Uma das premissas fundamentais do Marco Legal é que a fiscalização dos recursos públicos usados nos projetos deve ser feita em cima dos resultados finais, e não dos processos intermediários. Em outras palavras: o que os órgãos de controle devem fiscalizar é se a pesquisa foi feita e quais foram os resultados obtidos; não se o número de canetas adquiridas foi exatamente o que estava previsto, ou se o pesquisador comparou preços suficientes antes de adquirir um microscópio eletrônico. Muitos insumos e equipamentos de alta tecnologia usados em pesquisa têm um único fornecedor, o que é a principal justificativa para a dispensa da obrigatoriedade de licitações.
Outro ponto importante, que diferencia a ciência de outras áreas, é que não é possível prever exatamente como será a execução de um projeto do início ao fim, pois muitas vezes o pesquisador é obrigado a mudar de estratégia ao longo do percurso, dependendo dos resultados de seus experimentos. Para construir um prédio é possível calcular exatamente quantos tijolos, quantas escavadeiras e quantos quilos de areia serão necessários, por exemplo. Para desenvolver um medicamento, não. “O pessoal ainda não entendeu que a ciência é diferente”, afirma Helena Nader.
“Se é pesquisa, eu não tenho como saber qual é o caminho que ela vai seguir. Se eu soubesse, não precisava fazer a pesquisa”, desabafa Peregrino, em entrevista ao Jornal da USP. “A burocracia não entende isso; eles querem que você diga exatamente o que vai fazer do início ao fim.” E continua. “O importante para eles é a prestação de contas, não o resultado. Isso é um estímulo ao desperdício — de que adianta gastar o dinheiro se você não chegou a lugar nenhum? É absurdo.”

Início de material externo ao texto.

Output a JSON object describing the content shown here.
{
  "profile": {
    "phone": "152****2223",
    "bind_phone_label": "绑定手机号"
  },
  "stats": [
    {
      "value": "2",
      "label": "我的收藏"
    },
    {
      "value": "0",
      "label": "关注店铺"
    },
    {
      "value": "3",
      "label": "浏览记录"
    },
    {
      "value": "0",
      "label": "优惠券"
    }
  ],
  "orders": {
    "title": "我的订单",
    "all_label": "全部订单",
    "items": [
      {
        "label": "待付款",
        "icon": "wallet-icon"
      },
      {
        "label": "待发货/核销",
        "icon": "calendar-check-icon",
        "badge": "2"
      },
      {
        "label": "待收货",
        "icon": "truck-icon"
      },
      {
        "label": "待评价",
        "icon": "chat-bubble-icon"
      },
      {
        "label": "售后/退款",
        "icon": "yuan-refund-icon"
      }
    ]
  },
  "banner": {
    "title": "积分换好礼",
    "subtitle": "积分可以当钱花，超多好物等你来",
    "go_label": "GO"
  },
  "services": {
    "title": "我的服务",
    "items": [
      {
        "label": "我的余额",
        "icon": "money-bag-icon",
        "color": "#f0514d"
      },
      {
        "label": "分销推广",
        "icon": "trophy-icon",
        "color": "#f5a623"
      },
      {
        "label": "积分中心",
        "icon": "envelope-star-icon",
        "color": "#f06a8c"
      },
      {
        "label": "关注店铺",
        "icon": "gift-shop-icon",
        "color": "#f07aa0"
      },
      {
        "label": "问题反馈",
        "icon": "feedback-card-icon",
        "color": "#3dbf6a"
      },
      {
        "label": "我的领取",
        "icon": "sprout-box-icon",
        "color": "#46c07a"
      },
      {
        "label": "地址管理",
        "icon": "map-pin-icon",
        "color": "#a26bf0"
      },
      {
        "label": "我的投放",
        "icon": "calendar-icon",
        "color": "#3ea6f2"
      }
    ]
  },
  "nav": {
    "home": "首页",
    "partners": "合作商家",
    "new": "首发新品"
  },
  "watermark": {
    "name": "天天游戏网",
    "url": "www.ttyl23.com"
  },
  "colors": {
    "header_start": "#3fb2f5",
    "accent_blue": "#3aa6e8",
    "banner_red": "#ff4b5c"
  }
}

“Ficou muito claro que a gente está discutindo uma mudança de mentalidade. É uma coisa muito difícil isso”, disse o secretário de controle interno da Controladoria-Geral da União (CGU), Antonio Carlos Leonel, durante a sua participação na mesa do Confies, em novembro. “A prestação de contas é um direito da sociedade, só que a gente não precisa fazer tão mal”, completou. “A gente gasta mais controlando do que com o valor da compra.”

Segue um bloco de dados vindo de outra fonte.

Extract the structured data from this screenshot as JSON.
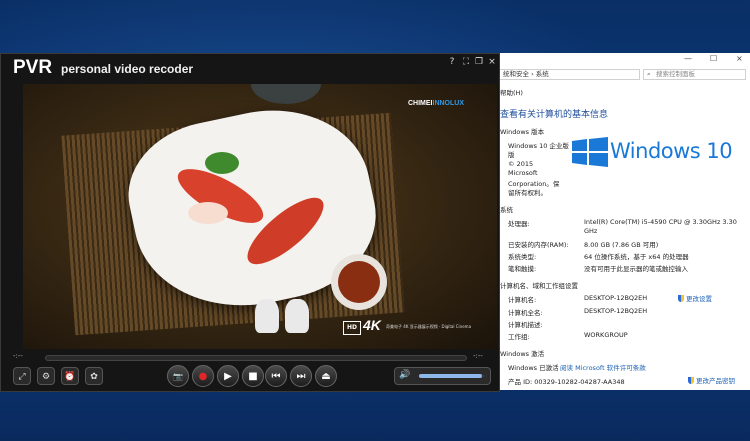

Segundo Leonel, as mudanças administrativas necessárias já estão sendo implementadas nos órgãos de controle e nos ministérios envolvidos, “o que vai dar condições para fazer a mudança de mentalidade”.
Por parte das universidades, é preciso ainda detalhar melhor os procedimentos internos necessários para colocar em prática alguns instrumento dos Marco Legal — como, por exemplo, o uso de laboratórios acadêmicos pela iniciativa privada. “Não basta dizer que algo pode ser feito; é preciso ter procedimentos muito claros especificando como isso vai ser feito”, explica Geciane, da Agência USP de Inovação. Alguns desses procedimentos já existem, segundo ela, “mas tem dificuldade de aceitação”. Outros são genéricos demais e precisam ser melhor detalhados para funcionar. “Se já tivéssemos 100% do Marco Legal implementado, certamente estaríamos fazendo muito mais”, diz.
“É tudo tão burocrático que as pessoas desistem no meio do caminho”, afirma Figueira, da Fusp. “Perdemos muitas oportunidades com isso.”